As part of her Great Impersonator persona, Halsey also describes her place in the music scene. Lonely is the Muse mirrors the rocking darkness of Amy Lee, fulfilling the archetype of a misunderstood female rockstar who is constantly “reduced to just a body in someone else’s bed.” While not directly about her fame, Arsonist calls back to the likes of Fiona Apple and the misunderstood prowess of an angsty woman speaking out against abuse.
In winding down such a creative chasm of a project, Halsey grants listeners Lucky and the title track as insights into the life of a star.
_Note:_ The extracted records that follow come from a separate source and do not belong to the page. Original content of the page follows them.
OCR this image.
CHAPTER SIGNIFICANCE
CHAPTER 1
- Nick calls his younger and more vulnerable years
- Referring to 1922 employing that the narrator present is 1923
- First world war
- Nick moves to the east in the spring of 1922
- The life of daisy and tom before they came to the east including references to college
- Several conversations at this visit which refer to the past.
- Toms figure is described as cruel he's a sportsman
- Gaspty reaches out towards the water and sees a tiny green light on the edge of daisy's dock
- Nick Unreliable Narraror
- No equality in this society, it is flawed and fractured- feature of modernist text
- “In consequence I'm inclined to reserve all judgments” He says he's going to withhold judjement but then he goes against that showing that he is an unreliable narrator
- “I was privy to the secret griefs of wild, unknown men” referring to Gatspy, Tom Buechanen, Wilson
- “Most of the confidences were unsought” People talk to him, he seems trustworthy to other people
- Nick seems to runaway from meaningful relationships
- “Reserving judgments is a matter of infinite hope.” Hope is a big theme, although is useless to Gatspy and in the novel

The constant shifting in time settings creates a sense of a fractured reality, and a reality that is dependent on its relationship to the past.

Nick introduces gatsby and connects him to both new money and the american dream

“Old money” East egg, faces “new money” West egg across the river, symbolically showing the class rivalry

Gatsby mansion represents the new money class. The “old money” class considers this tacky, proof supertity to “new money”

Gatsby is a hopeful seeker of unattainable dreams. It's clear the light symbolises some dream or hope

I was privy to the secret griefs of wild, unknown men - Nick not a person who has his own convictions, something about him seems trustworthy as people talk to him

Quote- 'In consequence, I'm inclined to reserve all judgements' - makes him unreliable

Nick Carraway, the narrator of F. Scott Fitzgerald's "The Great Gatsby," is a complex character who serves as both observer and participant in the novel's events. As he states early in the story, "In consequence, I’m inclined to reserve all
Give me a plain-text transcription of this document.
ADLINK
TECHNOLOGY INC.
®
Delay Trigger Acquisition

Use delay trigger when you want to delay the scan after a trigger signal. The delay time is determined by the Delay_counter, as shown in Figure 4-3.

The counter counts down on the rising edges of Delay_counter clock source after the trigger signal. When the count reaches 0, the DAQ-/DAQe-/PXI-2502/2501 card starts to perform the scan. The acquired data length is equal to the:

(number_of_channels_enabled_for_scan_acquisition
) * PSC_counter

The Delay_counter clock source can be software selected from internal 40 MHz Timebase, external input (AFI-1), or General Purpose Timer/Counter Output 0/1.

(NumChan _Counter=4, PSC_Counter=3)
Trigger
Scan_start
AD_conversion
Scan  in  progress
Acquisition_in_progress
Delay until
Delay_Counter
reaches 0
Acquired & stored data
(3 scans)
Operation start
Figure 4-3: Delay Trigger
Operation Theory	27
Whether she’s evoking Y2K chic or singer-songwriter whimsy, she redesigns herself and decides to “put myself together like some little Frankenstein,” signaling to listeners that her story certainly does not end here. She is reinventing herself and her stardom but will continue to impersonate the star power of Halsey, a great and innovative impersonator.
Kendrick Lamar’s GNX
Generational giant Kendrick Lamar has always moved musical mountains with groundbreaking releases and GNX is no exception. With a year of Drake disses and hard-hitters under his belt, GNX culminates his rap prowess and industry-related uncertainties.
Wacced out murals is the perfectly eccentric opener, with the first of several introductions on this album from mariachi singer, Deyra Barrera. This track introduces a collage of distrust and contempt towards Lamar’s contemporaries. Not only is he critical of rap superficiality but he affirms that “I never lost who I am for a rap image,” and truly cares for his craft.
This contempt translates into the techno-rap banger, squabble up. Lamar sharply asserts his artistic status and doesn’t let any of his foes – or even his friends – come for him. With its g-funk groove, it certainly has potential on a DJ’s club mix.
When Lamar isn’t being cleverly ruthless in his deliveries, he offers heartfelt and soulful symphonies and observations. luther is a mystical moment on this record where Lamar and longtime collaborator, SZA, gloriously craft an R&B love letter. Sampling legendary soul singer Luther Vandross and including a sweet array of strings, the duo croon about loving empowerment and reassurance to their lovers that “Better days comin’ for sure.”
Lamar switches back to scornful songwriting with man at the garden, a philosophical exploration of his sacrifices and hard work to get to his place in the music industry. Even when he is scrutinized by his foes and contemporaries, he hits with lyrical nerve on how “It’s innate to mind my business” and even “Pray for those who pray against me.” Rather than being a display of egoism, the track signifies self-affirmation and the strive for gratitude.
Still, in his humanistic fashion, Lamar shows his continuing distrust and disdain. hey now and tv off adapt the Not Like Us flow masterfully with a bling-era throwback and hardcore funk thrown in the mix. With his “therapeutic flow,” he grinds against adversity and declares “I’m way too important to let you slide on me.” With such monstrous momentum, Lamar triumphantly reunites with DJ Mustard on tv off with one of the sickest switch-ups and beat changes.
In-tuned with his lyricism, reincarnated deeply reflects Lamar’s passions and fame while also reflecting the lives of Black musicians such as John Lee Hooker and Billie Holliday. He sees himself in these tragic musicians, trying to escape vice and keep to his religion but struggling to keep on the right path. In heart pt. 6, he continues to trace the trajectory of his current self and inspire younger generations with “healthy conversation” and a “heart-to-heart.”
Gloria fulfills this thematically rich project, tying together love, fame, and vice. Joined again by SZA, Lamar concludes this 12-track venture on uplift and empowerment as a rap artist and, most importantly, as a person in society. He beholds his musical glory while recognizing the endless struggle that can come with it. With such conscious observations and insanely infectious production, Kendrick Lamar signifies everlasting promise in hip-hop and a paradigm of musical ingenuity.